O líder do Jamaat, Shafiqur Rahman, de 67 anos, que foi preso durante o governo de Sheikh Hasina, busca se tornar o primeiro governante islâmico da história de Bangladesh, que tem uma população majoritariamente muçulmana (90%).

Ao votar, ele alertou para possíveis fraudes e afirmou que seu partido fará todo o necessário para garantir eleições justas.

As pesquisas de opinião mostraram resultados variados, mas a maioria apontou o PNB como o favorito para vencer o pleito.
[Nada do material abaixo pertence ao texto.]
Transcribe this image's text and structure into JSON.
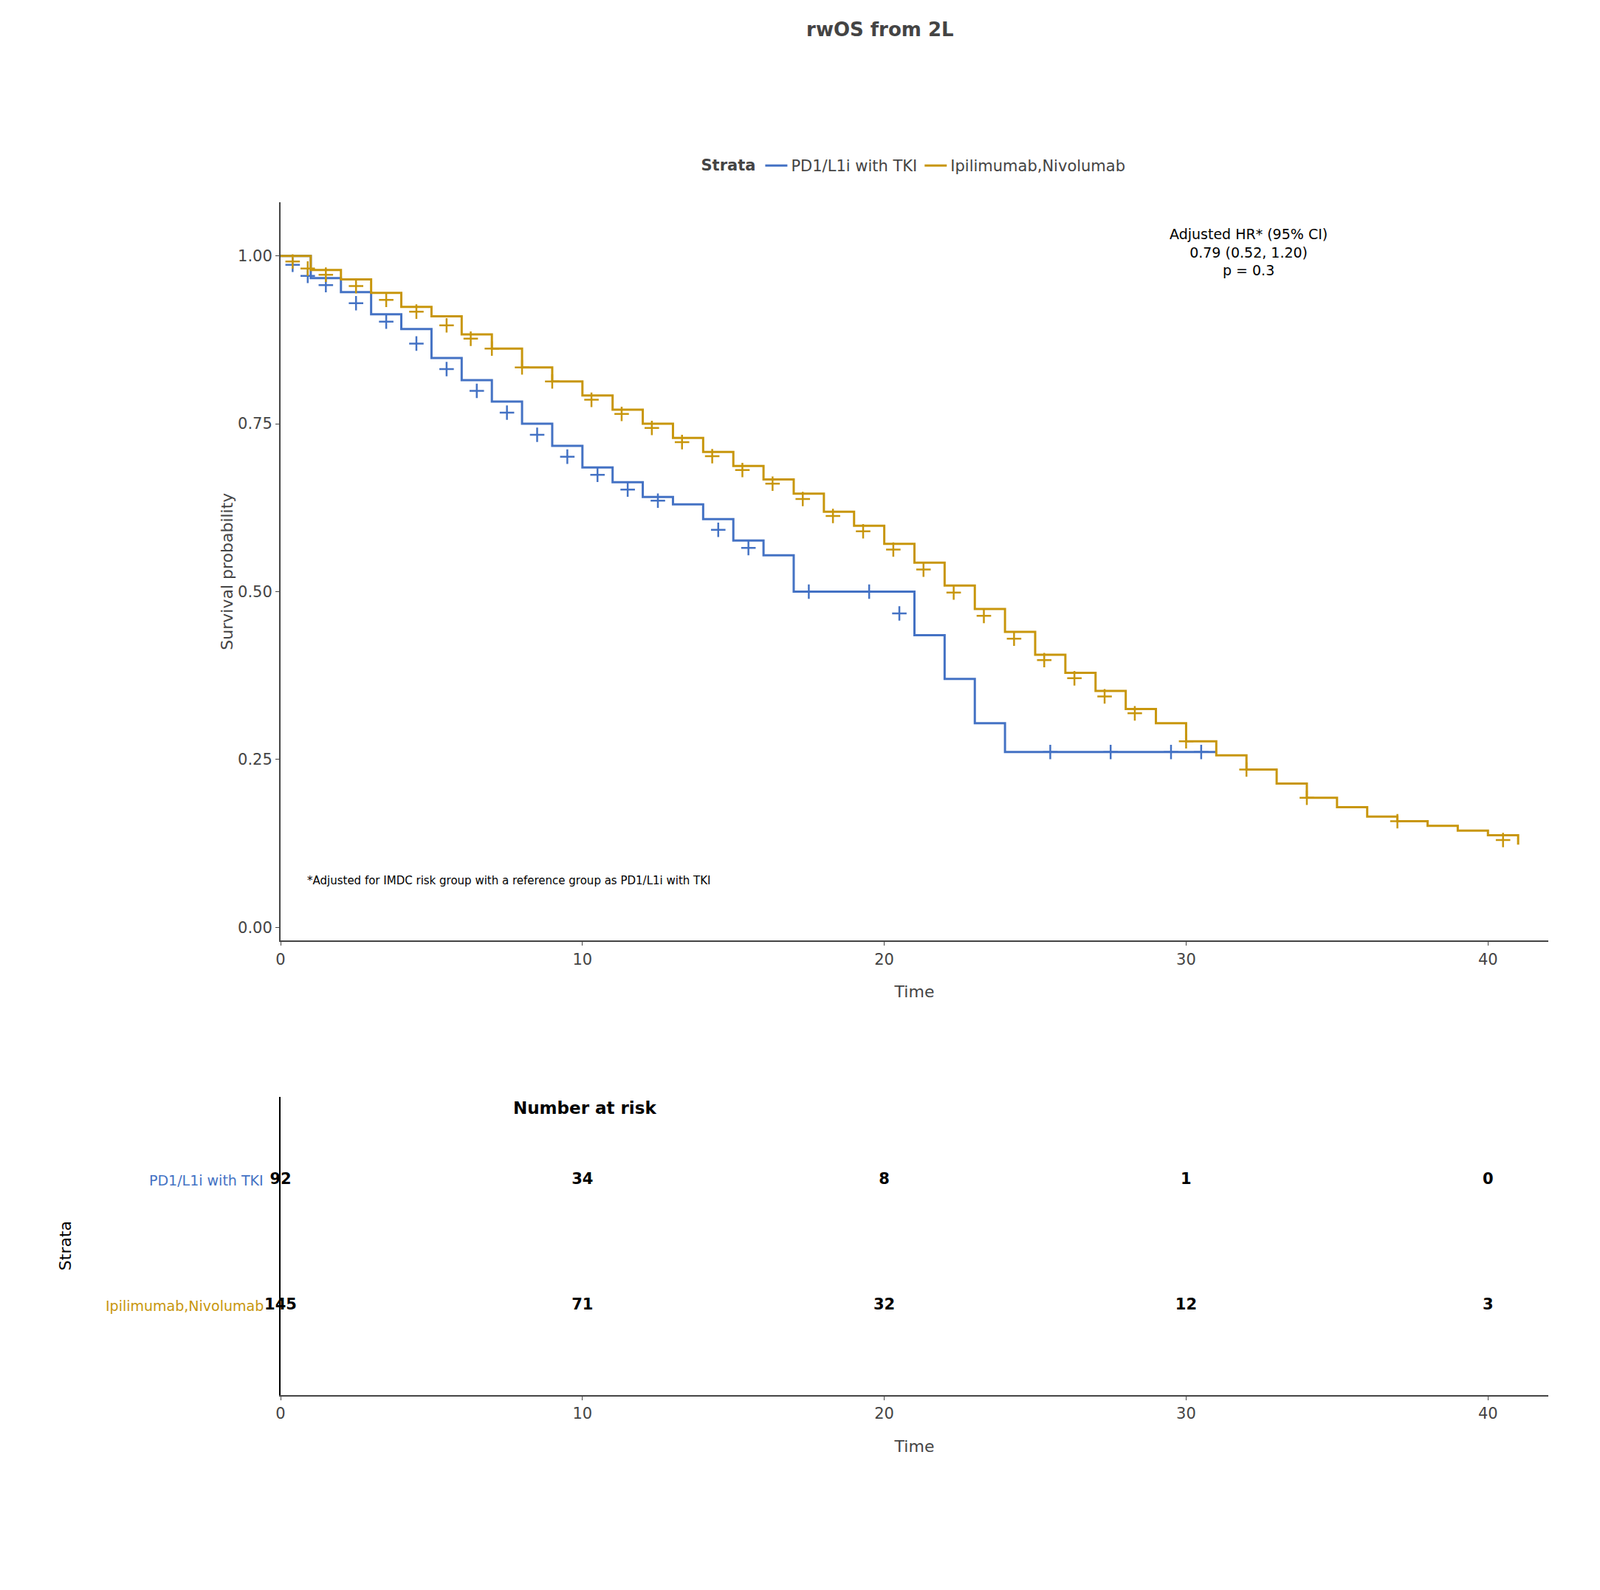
{
  "chart_data": {
    "type": "step",
    "title": "rwOS from 2L",
    "xlabel": "Time",
    "ylabel": "Survival probability",
    "xlim": [
      0,
      42
    ],
    "ylim": [
      -0.02,
      1.08
    ],
    "xticks": [
      0,
      10,
      20,
      30,
      40
    ],
    "yticks": [
      {
        "value": 0.0,
        "label": "0.00"
      },
      0.25,
      {
        "value": 0.5,
        "label": "0.50"
      },
      0.75,
      {
        "value": 1.0,
        "label": "1.00"
      }
    ],
    "grid": false,
    "legend": "top",
    "legend_title": "Strata",
    "annotations": [
      "Adjusted HR* (95% CI)\n0.79 (0.52, 1.20)\np = 0.3",
      "*Adjusted for IMDC risk group with a reference group as PD1/L1i with TKI"
    ],
    "series": [
      {
        "name": "PD1/L1i with TKI",
        "color": "#4472C4",
        "marker": "cross",
        "x": [
          0,
          1,
          2,
          3,
          4,
          5,
          6,
          7,
          8,
          9,
          10,
          11,
          12,
          13,
          14,
          15,
          16,
          17,
          18,
          19,
          20,
          21,
          22,
          23,
          24,
          25,
          26,
          27,
          28,
          29,
          30,
          31
        ],
        "values": [
          1.0,
          0.967,
          0.946,
          0.913,
          0.891,
          0.848,
          0.815,
          0.783,
          0.75,
          0.717,
          0.685,
          0.663,
          0.641,
          0.63,
          0.608,
          0.576,
          0.554,
          0.5,
          0.5,
          0.5,
          0.5,
          0.435,
          0.37,
          0.304,
          0.261,
          0.261,
          0.261,
          0.261,
          0.261,
          0.261,
          0.261,
          0.261
        ],
        "censor_x": [
          0.4,
          0.9,
          1.5,
          2.5,
          3.5,
          4.5,
          5.5,
          6.5,
          7.5,
          8.5,
          9.5,
          10.5,
          11.5,
          12.5,
          14.5,
          15.5,
          17.5,
          19.5,
          20.5,
          25.5,
          27.5,
          29.5,
          30.5
        ],
        "censor_values": [
          0.9868,
          0.9703,
          0.9565,
          0.9295,
          0.902,
          0.8695,
          0.8315,
          0.799,
          0.7665,
          0.7335,
          0.701,
          0.674,
          0.652,
          0.6355,
          0.592,
          0.565,
          0.5,
          0.5,
          0.4675,
          0.261,
          0.261,
          0.261,
          0.261
        ]
      },
      {
        "name": "Ipilimumab,Nivolumab",
        "color": "#C8960C",
        "marker": "cross",
        "x": [
          0,
          1,
          2,
          3,
          4,
          5,
          6,
          7,
          8,
          9,
          10,
          11,
          12,
          13,
          14,
          15,
          16,
          17,
          18,
          19,
          20,
          21,
          22,
          23,
          24,
          25,
          26,
          27,
          28,
          29,
          30,
          31,
          32,
          33,
          34,
          35,
          36,
          37,
          38,
          39,
          40,
          41
        ],
        "values": [
          1.0,
          0.979,
          0.965,
          0.945,
          0.924,
          0.91,
          0.883,
          0.862,
          0.834,
          0.813,
          0.792,
          0.771,
          0.75,
          0.729,
          0.708,
          0.687,
          0.667,
          0.646,
          0.619,
          0.598,
          0.571,
          0.543,
          0.509,
          0.474,
          0.44,
          0.406,
          0.379,
          0.352,
          0.325,
          0.304,
          0.277,
          0.256,
          0.235,
          0.214,
          0.193,
          0.179,
          0.165,
          0.158,
          0.151,
          0.144,
          0.137,
          0.123
        ],
        "censor_x": [
          0.4,
          0.9,
          1.5,
          2.5,
          3.5,
          4.5,
          5.5,
          6.3,
          7.0,
          8.0,
          9.0,
          10.3,
          11.3,
          12.3,
          13.3,
          14.3,
          15.3,
          16.3,
          17.3,
          18.3,
          19.3,
          20.3,
          21.3,
          22.3,
          23.3,
          24.3,
          25.3,
          26.3,
          27.3,
          28.3,
          30.0,
          32.0,
          34.0,
          37.0,
          40.5
        ],
        "censor_values": [
          0.9916,
          0.9811,
          0.972,
          0.955,
          0.9345,
          0.917,
          0.8965,
          0.8767,
          0.862,
          0.834,
          0.813,
          0.7857,
          0.7647,
          0.7437,
          0.7227,
          0.7017,
          0.681,
          0.6607,
          0.6379,
          0.6127,
          0.5899,
          0.5626,
          0.5328,
          0.4985,
          0.4638,
          0.4298,
          0.3979,
          0.3709,
          0.3439,
          0.3187,
          0.277,
          0.235,
          0.193,
          0.158,
          0.13
        ]
      }
    ],
    "risk_table": {
      "title": "Number at risk",
      "label": "Strata",
      "xlabel": "Time",
      "x": [
        0,
        10,
        20,
        30,
        40
      ],
      "rows": [
        {
          "name": "PD1/L1i with TKI",
          "color": "#4472C4",
          "values": [
            92,
            34,
            8,
            1,
            0
          ]
        },
        {
          "name": "Ipilimumab,Nivolumab",
          "color": "#C8960C",
          "values": [
            145,
            71,
            32,
            12,
            3
          ]
        }
      ]
    }
  }
}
O primeiro-ministro interino, Muhammad Yunus, que deixará o cargo após as eleições, destacou em uma mensagem à nação a importância do pleito, cujos primeiros resultados são esperados ainda nesta noite.

Muhammad Yunus, de 85 anos e ganhador do Prêmio Nobel da Paz, governa o país desde o término do governo de 15 anos de Sheikh Hasina em agosto de 2024.

“Esta eleição irá definir o futuro do país, a qualidade de sua democracia, sua resiliência e o destino das próximas gerações”, afirmou.

Os jovens, que foram protagonistas dos protestos no verão de 2024 e representam 44% do eleitorado (18 a 37 anos), esperam por mudanças profundas em uma nação com a economia parada e corroída pela corrupção.

Sheikh Hasina, atualmente na Índia, foi condenada à morte à revelia por crimes contra a humanidade devido à repressão violenta das manifestações durante seus últimos meses no poder.